(IMAGE: Random Media)

Other Animal, 2022. 98 minutes. Comedy

Grade: 3 out of 4

Fans of the Trailer Park Boys are most likely to feel the vibe of Happy FKN Sunshine, a sweary slice of Canadian lower-class aspirations, scams, drug deals, and dysfunctional families. The difference is that Ricky, Julian and Bubbles are now enough of an institution that there’s less jeopardy to their adventures these days – nobody really believes serious harm will come to them, no matter the insane risks they take. Put new characters into similar situations, and the safety net’s gone; like in the earlier TPB episodes, there’s more darkness hanging over the run-down mill town of this movie. Which makes the comedy feel like more of a lifeline.

With the mill workers on strike, everything else in the town comes to a dead stop, and incomes mostly stagnate, save those of Eddie (real-life playwright Ted Dykstra), the pawn shop owner, and Ronnie (Mattea Brotherton), the sassy drug dealer. Ronnie’s brother Will (Matt Close) remains a low-key optimist, hoping his band will get off the ground soon, if they can just add a bass player. And avoid the wrath of their abusive father Frank (Lewis Hodgson), who figures if he’s laid off, nobody else in his family should be doing anything but pitching in.

Will’s band, called Happy Fucking Sunshine, consists of angry bully Vince (Connor Rueter), slumming rich girl drummer River (Maxime Lauzon), and Will on guitar. They need a bass player, but the best (and possibly only) one in town is compulsive liar Artie (Dana Hodgson), who always has some tall tale full of famous rocker name-drops at the ready. Will’s okay with that, but Artie utterly infuriates Vince, who wants to beat him up every time he mentions a supposedly famous friend. It doesn’t hurt the band though, that Artie’s uncle Eddie not only runs the pawnshop, but also has recording equipment in his basement. When Ronnie agrees to manage the band, after using her drug money to get Will a new guitar, the siblings have but one mission, besides booking a gig: keep their singer and new bassist from murdering each other.
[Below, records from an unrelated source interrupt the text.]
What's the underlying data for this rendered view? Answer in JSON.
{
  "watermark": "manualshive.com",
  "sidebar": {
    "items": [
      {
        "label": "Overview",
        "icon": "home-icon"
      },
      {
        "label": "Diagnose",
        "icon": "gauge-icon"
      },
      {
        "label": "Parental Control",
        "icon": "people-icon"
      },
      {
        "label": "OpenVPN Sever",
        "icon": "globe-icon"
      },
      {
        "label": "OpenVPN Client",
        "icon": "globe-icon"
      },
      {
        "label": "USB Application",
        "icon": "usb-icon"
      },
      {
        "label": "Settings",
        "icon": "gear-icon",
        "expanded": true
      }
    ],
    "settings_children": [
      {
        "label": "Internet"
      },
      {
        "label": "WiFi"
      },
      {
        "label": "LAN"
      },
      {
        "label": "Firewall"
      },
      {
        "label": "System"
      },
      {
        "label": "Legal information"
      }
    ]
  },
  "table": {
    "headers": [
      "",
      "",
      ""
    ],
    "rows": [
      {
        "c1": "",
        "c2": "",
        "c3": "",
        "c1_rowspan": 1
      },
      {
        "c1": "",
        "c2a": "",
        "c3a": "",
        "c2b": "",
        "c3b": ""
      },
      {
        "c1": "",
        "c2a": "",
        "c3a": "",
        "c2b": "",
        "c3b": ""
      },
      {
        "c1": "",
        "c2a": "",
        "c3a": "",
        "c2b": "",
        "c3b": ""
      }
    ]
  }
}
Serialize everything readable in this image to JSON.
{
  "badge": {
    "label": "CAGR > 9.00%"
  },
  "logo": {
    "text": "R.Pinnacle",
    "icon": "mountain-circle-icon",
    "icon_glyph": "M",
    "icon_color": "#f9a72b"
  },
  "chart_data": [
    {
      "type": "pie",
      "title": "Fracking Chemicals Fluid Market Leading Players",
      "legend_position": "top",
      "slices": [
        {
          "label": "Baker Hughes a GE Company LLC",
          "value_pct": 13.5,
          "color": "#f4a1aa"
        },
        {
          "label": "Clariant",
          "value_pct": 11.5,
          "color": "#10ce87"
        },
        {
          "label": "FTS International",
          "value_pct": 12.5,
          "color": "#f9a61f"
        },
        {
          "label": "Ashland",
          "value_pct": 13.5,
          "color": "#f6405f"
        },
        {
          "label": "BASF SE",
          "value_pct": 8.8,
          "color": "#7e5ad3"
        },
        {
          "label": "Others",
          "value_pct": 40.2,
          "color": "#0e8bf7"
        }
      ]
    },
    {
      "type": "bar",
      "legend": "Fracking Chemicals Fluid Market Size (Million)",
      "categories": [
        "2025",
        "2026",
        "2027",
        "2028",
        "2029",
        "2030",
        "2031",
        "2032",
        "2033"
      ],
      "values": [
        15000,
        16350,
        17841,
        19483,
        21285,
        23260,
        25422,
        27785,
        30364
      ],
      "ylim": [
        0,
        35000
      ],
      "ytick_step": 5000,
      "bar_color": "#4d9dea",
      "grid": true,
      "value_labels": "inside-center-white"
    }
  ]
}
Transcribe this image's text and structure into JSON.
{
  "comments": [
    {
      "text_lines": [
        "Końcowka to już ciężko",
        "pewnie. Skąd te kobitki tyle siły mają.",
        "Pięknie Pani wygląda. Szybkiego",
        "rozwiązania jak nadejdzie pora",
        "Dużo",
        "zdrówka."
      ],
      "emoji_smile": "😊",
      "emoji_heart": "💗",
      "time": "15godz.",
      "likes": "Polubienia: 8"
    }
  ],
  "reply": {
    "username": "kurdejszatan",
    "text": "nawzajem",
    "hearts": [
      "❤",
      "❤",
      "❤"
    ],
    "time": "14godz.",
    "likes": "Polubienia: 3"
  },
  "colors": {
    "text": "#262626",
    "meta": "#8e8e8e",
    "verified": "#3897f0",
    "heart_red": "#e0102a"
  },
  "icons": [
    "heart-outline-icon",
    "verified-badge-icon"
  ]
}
Lots of movies about rock dreams tend to feature bands and/or singers so perfect that it stretches credibility to imagine nobody would see their talent, or music so mediocre it doesn’t work well enough (Down and Out With the Dolls comes to mind). Happy FKN Sunshine (the middle word is fully spelled out in the opening credits) gets it more right. This is a band you’d totally get into at a drunken party, but they’re probably not going to record one of your all-time favorite albums. They’re good enough, but yet to be great. You root for them because their only alternative is the mill, which grinds down people as much as it does anything else, though the union pays for funerals. And in due course, we see just why Artie is such a liar – it’s a coping mechanism for a home situation that’s simultaneously darkly funny and disturbing.

“Music’s a great hobby, but it’s a shit life,” says Eddie, pointing out that as drab as the mill is, it feels easier to most people than taking a chance with band members who may abandon or betray them when the going gets even slightly hard. But all Will has to do is look at the older generation – Artie’s brain-damaged father, or Frank, who poaches bear meat, and in one brilliant bit of character business looks genuinely torn between whether to smoke a cigarette or sip his beer in a moment that seems to call for both equally. Optimism isn’t to be found there, so Will will have to find it in himself.

Director Derek Diorio, who began his career as a writer on Teddy Ruxpin and You Can’t Do That on Television, relishes his profanities exactly as much as a man who used to have to keep it clean would. Even the chapter headings in this movie have curse words. They may not all be necessary, but they are funny, if you’re not the easily offended sort. He shoots small-town decay the way so many might remember it from their teen years; the drabness and poverty adults have adapted to is only starting to come into focus for the young folks, and they have a brief window to escape the only ways they know how. It’s either got to be drugs, music, or money to relocate. Maybe all three. Or the gloom will consume.

It’s just as well Will remains naturally cheery, somehow. Because everyone else, including the audience, depends on him. All too often, movies mislead us into thinking that betting everything on one last shot is the only way to nail a dream. In fact, keeping the right attitude throughout ups and downs, rather than holding out hope for specific circumstances, is more likely to make the dream work in the long haul. Happy FKN Sunshine gets that it’s up to you to be that happy GD ray of light to get where you need to go, not on the attainment of the goal to make you happy. And when it makes you laugh, it’s giving you a hand up.